Douglas first came to La Verne after attending Montana State University in his freshman year. At the end of that season, the volleyball program was cut. Lucky for La Verne.

This dear fabled spot was also fortunate that former volleyball head coach Don Flora had already recruited Douglas before he decided to go to Montana.

The program cancellation was not the first difficult situation that Douglas had to deal within volleyball.

“In my freshman year of high school, I was cut from the team,” he said. However, after the father of another boy who was cut raised some sand, the coach relented and allowed the young lads to return to the team.

Although they were on the team, both young men were consequently exiled to the bench. Yet eight years later one has to wonder just whom exactly got the last laugh?

Douglas has a simple philosophy by which he lives his life, “Be yourself, I won’t change myself for other people.”

On the thing that drives him he has a simple retort, “I’m a perfectionist. If I enjoy doing something I’ll work hard to make sure that it is done right.”

On what defines him, “What you see is what you get. If I don’t like you, I’ll tell you and I wont change the way that I am.”

Starting to get the point? This guy is his own man and does not care what people like.

But with this thick exterior, one might expect the person that Sean Douglas is to be some monster, a demon that has a little more hell to raise. Idi Amin’s long lost chef?

Not quite, “Sean is a lamb in wolf’s clothing. As strong as he is physically, he is really a gentle person. Inside he is very caring. He is kind hearted and a team individual,” said Douglas’ head coach Jack Coberly.

Coberly cannot be talking about the same guy who said, “I don’t want to act like other people want me to act.”

Maybe this beast does indeed have some beauty.

“My mom has inspired my life more than anyone else. She raised our family basically by herself and I learned hard work from her. She is the hardest working person that I know.”

Indeed it was talk of dear mother, Lisa Lahmann, that softens the edge in the Douglas’ face and increases the twinkle in his eye. Perhaps Coberly was right about the sheep in wolves clothing thing.

“Sean probably, more than anything, has the ability to have great strength of character. He has given the team a lot of leadership and a lot of stability and he is also a damn good volleyball player,” said Coberly.

Is this the same guy who seemed to pick up “My Way” where Sinatra left off?

“You always look to seniors to lead by example and motivate the team. This year Sean did that,” said Coberly.

“Leadership roles fit Sean well. As co-captain he had to evaluate his actions and reactions to events. I am extremely proud of him because so many times people let the mental side of life dictate their actions. This year he over came that. At the championships, he played the most complete match that I have ever seen him play. He was truly a rock.”

Was winning the ring as sweet as the sip of an exceptionally good champagne?

“It was the perfect ending to my time here.

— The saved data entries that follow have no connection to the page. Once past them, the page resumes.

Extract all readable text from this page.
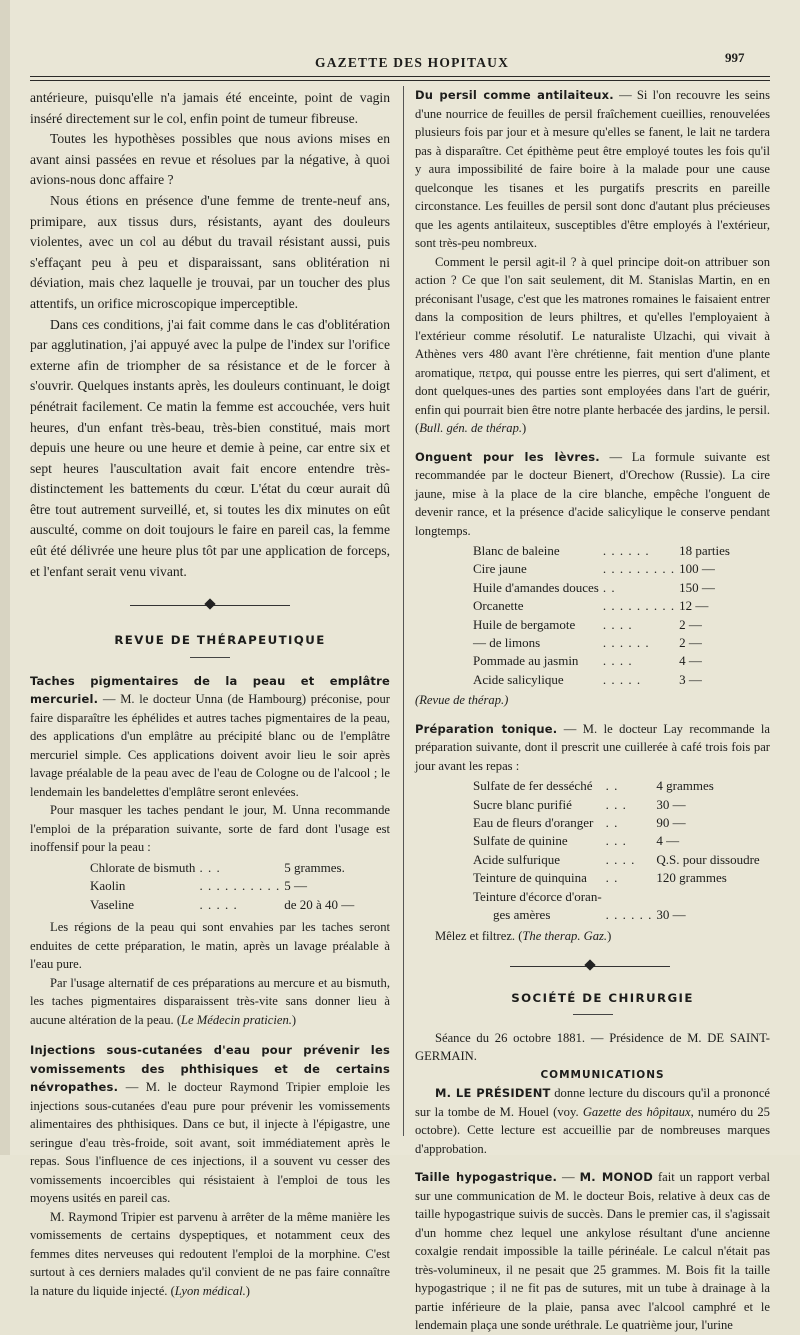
GAZETTE DES HOPITAUX	997

antérieure, puisqu'elle n'a jamais été enceinte, point de vagin inséré directement sur le col, enfin point de tumeur fibreuse.

Toutes les hypothèses possibles que nous avions mises en avant ainsi passées en revue et résolues par la négative, à quoi avions-nous donc affaire ?

Nous étions en présence d'une femme de trente-neuf ans, primipare, aux tissus durs, résistants, ayant des douleurs violentes, avec un col au début du travail résistant aussi, puis s'effaçant peu à peu et disparaissant, sans oblitération ni déviation, mais chez laquelle je trouvai, par un toucher des plus attentifs, un orifice microscopique imperceptible.

Dans ces conditions, j'ai fait comme dans le cas d'oblitération par agglutination, j'ai appuyé avec la pulpe de l'index sur l'orifice externe afin de triompher de sa résistance et de le forcer à s'ouvrir. Quelques instants après, les douleurs continuant, le doigt pénétrait facilement. Ce matin la femme est accouchée, vers huit heures, d'un enfant très-beau, très-bien constitué, mais mort depuis une heure ou une heure et demie à peine, car entre six et sept heures l'auscultation avait fait encore entendre très-distinctement les battements du cœur. L'état du cœur aurait dû être tout autrement surveillé, et, si toutes les dix minutes on eût ausculté, comme on doit toujours le faire en pareil cas, la femme eût été délivrée une heure plus tôt par une application de forceps, et l'enfant serait venu vivant.

REVUE DE THÉRAPEUTIQUE

Taches pigmentaires de la peau et emplâtre mercuriel. — M. le docteur Unna (de Hambourg) préconise, pour faire disparaître les éphélides et autres taches pigmentaires de la peau, des applications d'un emplâtre au précipité blanc ou de l'emplâtre mercuriel simple. Ces applications doivent avoir lieu le soir après lavage préalable de la peau avec de l'eau de Cologne ou de l'alcool ; le lendemain les bandelettes d'emplâtre seront enlevées.

Pour masquer les taches pendant le jour, M. Unna recommande l'emploi de la préparation suivante, sorte de fard dont l'usage est inoffensif pour la peau :

Chlorate de bismuth	. . .	5 grammes.
Kaolin	. . . . . . . . . .	5 —
Vaseline	. . . . .	de 20 à 40 —

Les régions de la peau qui sont envahies par les taches seront enduites de cette préparation, le matin, après un lavage préalable à l'eau pure.

Par l'usage alternatif de ces préparations au mercure et au bismuth, les taches pigmentaires disparaissent très-vite sans donner lieu à aucune altération de la peau. (Le Médecin praticien.)

Injections sous-cutanées d'eau pour prévenir les vomissements des phthisiques et de certains névropathes. — M. le docteur Raymond Tripier emploie les injections sous-cutanées d'eau pure pour prévenir les vomissements alimentaires des phthisiques. Dans ce but, il injecte à l'épigastre, une seringue d'eau très-froide, soit avant, soit immédiatement après le repas. Sous l'influence de ces injections, il a souvent vu cesser des vomissements incoercibles qui résistaient à l'emploi de tous les moyens usités en pareil cas.

M. Raymond Tripier est parvenu à arrêter de la même manière les vomissements de certains dyspeptiques, et notamment ceux des femmes dites nerveuses qui redoutent l'emploi de la morphine. C'est surtout à ces derniers malades qu'il convient de ne pas faire connaître la nature du liquide injecté. (Lyon médical.)

Du persil comme antilaiteux. — Si l'on recouvre les seins d'une nourrice de feuilles de persil fraîchement cueillies, renouvelées plusieurs fois par jour et à mesure qu'elles se fanent, le lait ne tardera pas à disparaître. Cet épithème peut être employé toutes les fois qu'il y aura impossibilité de faire boire à la malade pour une cause quelconque les tisanes et les purgatifs prescrits en pareille circonstance. Les feuilles de persil sont donc d'autant plus précieuses que les agents antilaiteux, susceptibles d'être employés à l'extérieur, sont très-peu nombreux.

Comment le persil agit-il ? à quel principe doit-on attribuer son action ? Ce que l'on sait seulement, dit M. Stanislas Martin, en en préconisant l'usage, c'est que les matrones romaines le faisaient entrer dans la composition de leurs philtres, et qu'elles l'employaient à l'extérieur comme résolutif. Le naturaliste Ulzachi, qui vivait à Athènes vers 480 avant l'ère chrétienne, fait mention d'une plante aromatique, πετρα, qui pousse entre les pierres, qui sert d'aliment, et dont quelques-unes des parties sont employées dans l'art de guérir, enfin qui pourrait bien être notre plante herbacée des jardins, le persil. (Bull. gén. de thérap.)

Onguent pour les lèvres. — La formule suivante est recommandée par le docteur Bienert, d'Orechow (Russie). La cire jaune, mise à la place de la cire blanche, empêche l'onguent de devenir rance, et la présence d'acide salicylique le conserve pendant longtemps.

Blanc de baleine	. . . . . .	18 parties
Cire jaune	. . . . . . . . .	100 —
Huile d'amandes douces	. .	150 —
Orcanette	. . . . . . . . .	12 —
Huile de bergamote	. . . .	2 —
— de limons	. . . . . .	2 —
Pommade au jasmin	. . . .	4 —
Acide salicylique	. . . . .	3 —

(Revue de thérap.)

Préparation tonique. — M. le docteur Lay recommande la préparation suivante, dont il prescrit une cuillerée à café trois fois par jour avant les repas :

Sulfate de fer desséché	. .	4 grammes
Sucre blanc purifié	. . .	30 —
Eau de fleurs d'oranger	. .	90 —
Sulfate de quinine	. . .	4 —
Acide sulfurique	. . . .	Q.S. pour dissoudre
Teinture de quinquina	. .	120 grammes
Teinture d'écorce d'oran-		
ges amères	. . . . . .	30 —

Mêlez et filtrez. (The therap. Gaz.)

SOCIÉTÉ DE CHIRURGIE

Séance du 26 octobre 1881. — Présidence de M. DE SAINT-GERMAIN.

COMMUNICATIONS

M. LE PRÉSIDENT donne lecture du discours qu'il a prononcé sur la tombe de M. Houel (voy. Gazette des hôpitaux, numéro du 25 octobre). Cette lecture est accueillie par de nombreuses marques d'approbation.

Taille hypogastrique. — M. MONOD fait un rapport verbal sur une communication de M. le docteur Bois, relative à deux cas de taille hypogastrique suivis de succès. Dans le premier cas, il s'agissait d'un homme chez lequel une ankylose résultant d'une ancienne coxalgie rendait impossible la taille périnéale. Le calcul n'était pas très-volumineux, il ne pesait que 25 grammes. M. Bois fit la taille hypogastrique ; il ne fit pas de sutures, mit un tube à drainage à la partie inférieure de la plaie, pansa avec l'alcool camphré et le lendemain plaça une sonde uréthrale. Le quatrième jour, l'urine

I have gotten a lot of seconds in my life, it was nice to get a first,” said Douglas.

So what does the future hold for the outer iron, inner pillow Douglas? “I plan to go to grad school for athletic training. I eventually want to be an athletic trainer. I’m not sure if at the high school or college level. A dream would be to be a pro trainer.”

So who is Sean Douglas? Confusion runs rampant because of the contradictions within the subject. Is he the guy who does not give a damn about what others think or feel? Or is he the lamb in wolf’s clothing that his coach described?

Perhaps the latter of the two is the most accurate. Why? Everyone seems to like Sean Douglas.

So perhaps there is never a need to apologize for whom he is. He appears to be a talented, smart, mature leader who has not only the respect of his coach and teammates, but also from those who know him.

If there is some confusion about the exterior, make no mistakes about the interior in particular the cerebral where Douglas sums himself up best.

“I believe in being yourself and not acting like others want you to act. Being true to yourself is the key,” he said.

Indeed it would appear that Douglas is unapologetically his own man. He is true to thine own self.

Lets let Sinatra finish this one since he started it. “The record shows, I took the blows and did it (big finish) MY WAY!”